In the US, these small cars would replace older models like the Fiat 500 and the Ford KA. The joint venture would help the companies keep development costs down. Initially they are likely to be launched in the US, where Toyota is fast gathering market share at the cost of the big two in Detroit. It's a certainty that Ford's small cars will ultimately come to India, going by the popularity of small cars in the country. However, it is anyone's guess as to when that will happen.
Ford also seems to have decided to bring in the Fiesta a little late. David Freidman, the former managing director of Ford India admitted as much, saying, "Ford Motors has been going through a rough patch in the North America market, so it was a difficult time to look at making large new investments elsewhere. At the same time, competition has heated up in India and margins are being squeezed, so we've been deliberate about rolling out new models."
In the past few years the Indian market has become more competitive, and new launches are expected in the coming months. In addition, existing carmakers are expanding capacity keeping in view the fact that the market is growing at 10 to 15 per cent per annum.
Most carmakers, even small manufacturers, are adding capacity.
Hyundai India has spent $450 to $500 million on a second plant next to its first one in Madras, which will take its total capacity to 400,000 cars per year by 2007.
Honda is raising its annual capacity to 50,000 units from 30,000 by the end of 2005, at a cost of $33 million.
General Motors has more than doubled the capacity in its Gujarat facility to 60,000 units at a cost of $69 million, and can step up to 80,000 units if required.
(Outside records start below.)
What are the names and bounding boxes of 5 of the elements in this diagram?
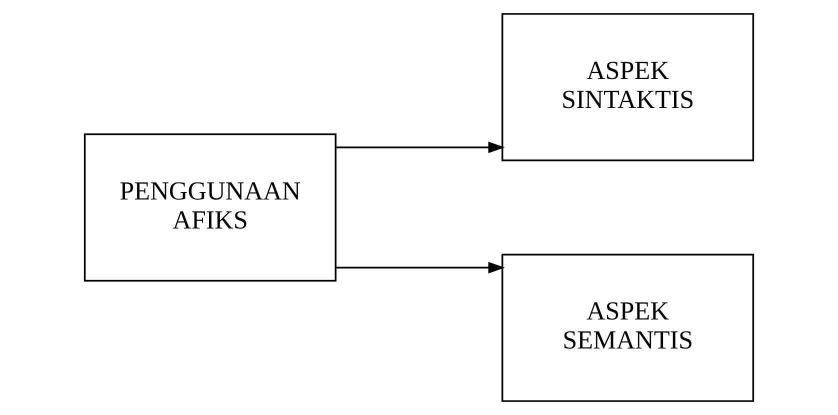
node-box: ASPEK SINTAKTIS	[502, 13, 754, 162]
arrow	[336, 262, 505, 274]
node-box: ASPEK SEMANTIS	[502, 254, 754, 402]
arrow	[336, 142, 505, 154]
node-box: PENGGUNAAN AFIKS	[84, 133, 336, 282]
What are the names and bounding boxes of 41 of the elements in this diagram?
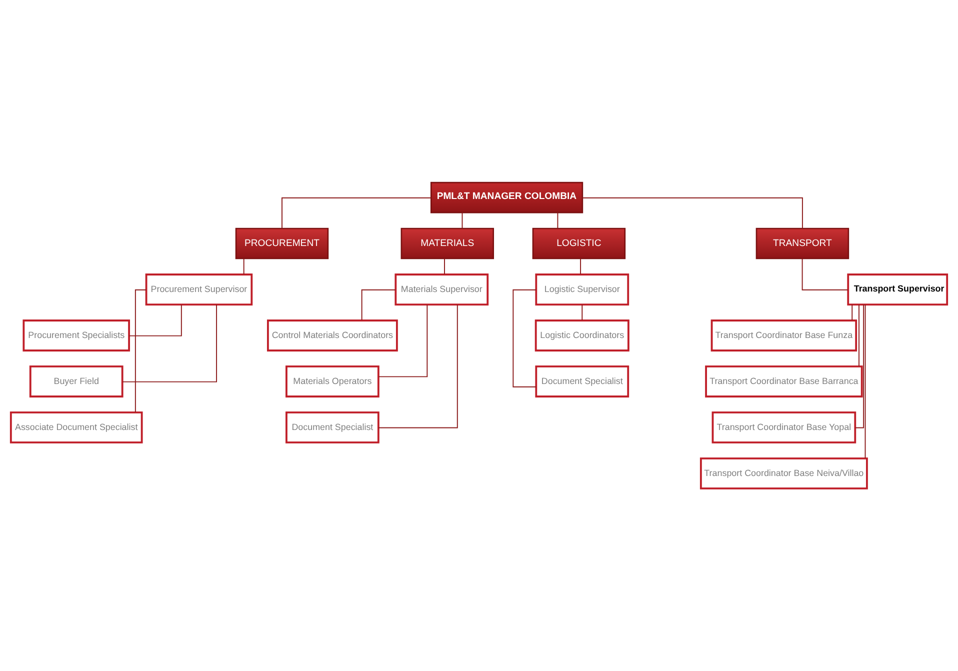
connector	[802, 258, 848, 290]
connector	[462, 212, 463, 229]
connector	[557, 212, 558, 229]
node-box: Procurement Supervisor	[145, 274, 253, 306]
connector	[580, 258, 582, 275]
node-box: Associate Document Specialist	[10, 412, 143, 444]
connector	[864, 304, 866, 459]
connector	[858, 304, 860, 367]
connector	[854, 304, 864, 428]
connector	[134, 289, 147, 413]
node-box: Transport Coordinator Base Neiva/Villao	[700, 457, 868, 490]
connector	[378, 304, 458, 428]
node-box: LOGISTIC	[532, 228, 626, 260]
node-box: TRANSPORT	[756, 228, 850, 260]
node-box: Buyer Field	[29, 366, 124, 398]
node-box: Transport Coordinator Base Yopal	[712, 412, 856, 444]
node-box: Control Materials Coordinators	[266, 320, 398, 352]
node-box: Materials Operators	[286, 366, 380, 398]
connector	[282, 197, 432, 229]
node-box: Document Specialist	[286, 412, 380, 444]
node-box: Document Specialist	[535, 366, 630, 398]
node-box: Transport Coordinator Base Funza	[710, 320, 858, 352]
node-box: Transport Supervisor	[847, 274, 948, 306]
node-box: Logistic Supervisor	[535, 274, 630, 306]
node-box: PML&T MANAGER COLOMBIA	[430, 182, 584, 214]
connector	[122, 304, 218, 382]
connector	[128, 304, 182, 336]
node-box: Logistic Coordinators	[534, 320, 630, 352]
node-box: Procurement Specialists	[22, 320, 130, 352]
node-box: Materials Supervisor	[394, 274, 489, 306]
connector	[852, 304, 853, 321]
connector	[444, 258, 445, 275]
connector	[361, 289, 396, 321]
connector	[582, 197, 803, 229]
connector	[243, 258, 244, 275]
node-box: MATERIALS	[400, 228, 494, 260]
connector	[512, 289, 537, 388]
node-box: Transport Coordinator Base Barranca	[705, 366, 863, 398]
connector	[582, 304, 583, 321]
connector	[378, 304, 428, 378]
node-box: PROCUREMENT	[235, 228, 329, 260]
Czech carmaker Skoda is also nearly doubling capacity in India, while German car makers BMW and Volkswagen are looking at setting up plants.
French carmaker Renault is in a joint venture with Mahindra & Mahindra (M&M) to make the Logan sedan.
Apart from this there is competition from Indian car manufacturers, who are also exporting cars to other markets.
The decision to launch the Fiesta in India at this point of time raises a question mark. According to Arvind Mathew, managing director, Ford India, the Fiesta is a powerful brand name that is widely admired around the world. Also, success in the domestic market is very important for Ford's operations, as it is reporting flat exports of the Ikon to the Latin American and South African markets since last year.
The Fiesta was originally introduced in the '70s and has gone through six redesigns. A small car by American standards - its hatchback version available in Europe is slightly larger than Zen or the Santro - the three box version of the Fiesta to be introduced in India is still smaller than the Corolla and the Elantra. Given its aggressive pricing, the Fiesta may just surprise its rivals. How it does in the showrooms will have to be seen.